Ганя действительно вскоре после этого выздоровела, а доктор Стась, разумеется, стал любимцем старика.
— Молодец, — твердил он, поглаживая длинные, как у сома, усы, молодец! И на коне хорошо сидит, и, кабы не он, моя Ганя… Тьфу, не сглазить бы! Не хочу и вспоминать.
Но не прошло и года после этого события, как старик сам стал недомогать. Его прямой сильный стан согнулся. Он одряхлел, перестал брюзжать и привирать. Наконец, лет в девяносто Миколай совсем впал в детство. Он уже не работал, а только мастерил силки для птиц и развел их в своей горенке великое множество, особенно синичек. За несколько дней до смерти он уже никого не узнавал; но перед самой кончиной догорающая лампада его сознания еще раз ярко вспыхнула. Помню, родители мои, ради здоровья матери, жили в ту пору за границей. Однажды вечером я сидел у камина с меньшим моим братом Казиком и ксендзом, который тоже заметно стал сдавать. Студеный ветер, взметая столбы снега, ударял в стекла; ксендз Людвик молился, я с помощью Казика собирал оружие к завтрашней охоте по свежему следу. Вдруг нам дали знать, что старый Миколай отходит. Ксендз Людвик поспешил в домовую часовню за святыми дарами, а я во весь дух побежал к старику. Он лежал в постели очень бледный, даже желтый и едва ли не начал уже коченеть, но был спокоен и в полной памяти.
Прекрасна была эта облысевшая голова, украшенная двумя шрамами, голова старого солдата и честного человека. Пламя погребальной свечи озаряло мертвенным светом стены горенки. По углам жалобно попискивали синички. Одной рукой старик прижимал к груди распятие, другую держала, покрывая ее поцелуями, бледненькая, как цветок лилии, Ганя.

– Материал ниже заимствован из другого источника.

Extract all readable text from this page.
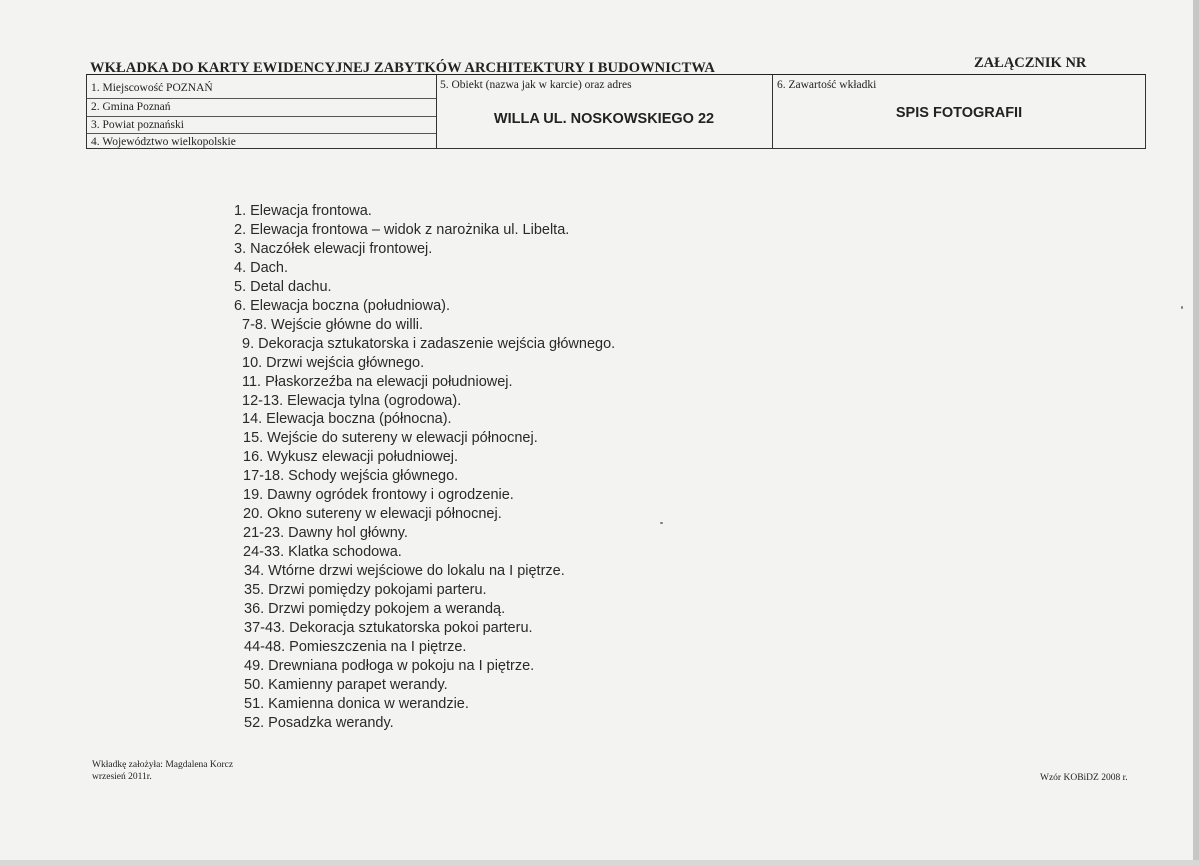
WKŁADKA DO KARTY EWIDENCYJNEJ ZABYTKÓW ARCHITEKTURY I BUDOWNICTWA	ZAŁĄCZNIK NR
1. Miejscowość POZNAŃ
2. Gmina Poznań
3. Powiat poznański
4. Województwo wielkopolskie
5. Obiekt (nazwa jak w karcie) oraz adres
WILLA UL. NOSKOWSKIEGO 22
6. Zawartość wkładki
SPIS FOTOGRAFII
1. Elewacja frontowa.
2. Elewacja frontowa – widok z narożnika ul. Libelta.
3. Naczółek elewacji frontowej.
4. Dach.
5. Detal dachu.
6. Elewacja boczna (południowa).
7-8. Wejście główne do willi.
9. Dekoracja sztukatorska i zadaszenie wejścia głównego.
10. Drzwi wejścia głównego.
11. Płaskorzeźba na elewacji południowej.
12-13. Elewacja tylna (ogrodowa).
14. Elewacja boczna (północna).
15. Wejście do sutereny w elewacji północnej.
16. Wykusz elewacji południowej.
17-18. Schody wejścia głównego.
19. Dawny ogródek frontowy i ogrodzenie.
20. Okno sutereny w elewacji północnej.
21-23. Dawny hol główny.
24-33. Klatka schodowa.
34. Wtórne drzwi wejściowe do lokalu na I piętrze.
35. Drzwi pomiędzy pokojami parteru.
36. Drzwi pomiędzy pokojem a werandą.
37-43. Dekoracja sztukatorska pokoi parteru.
44-48. Pomieszczenia na I piętrze.
49. Drewniana podłoga w pokoju na I piętrze.
50. Kamienny parapet werandy.
51. Kamienna donica w werandzie.
52. Posadzka werandy.
Wkładkę założyła: Magdalena Korcz
wrzesień 2011r.	Wzór KOBiDZ 2008 r.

Вошел ксендз Людвик, и началась исповедь; потом умирающий пожелал видеть меня.
— Нет моего пана и дорогой пани, — прошептал он, — тяжко мне без них умирать. Но вы здесь, панич мой золотой, господин мой… не оставьте эту сиротку… Господь наградит вас. Не сердитесь на меня… Если я в чем виноват… простите… Нередко я вам докучал, но всегда был предан…
Вдруг, снова очнувшись, он воскликнул громко и поспешно, как будто ему уже не хватало дыхания:
— Панич!.. Господин мой!.. Сиротка!.. Господи, в руки… твои…
— Предаю душу этого храброго солдата, верного слуги и праведного человека, — торжественно докончил ксендз Людвик.
Старец умер.
Мы преклонили колени, и ксендз стал читать вслух молитвы по усопшим.
* * *
С того дня прошло много лет. На могиле верного слуги буйно разросся кладбищенский вереск. Настало грустное время. Буря разрушила священный и тихий очаг в моей деревушке. Ныне ксендз Людвик уже в могиле, тетя Марыня в могиле; я пером добываю горький хлеб насущный, а Ганя…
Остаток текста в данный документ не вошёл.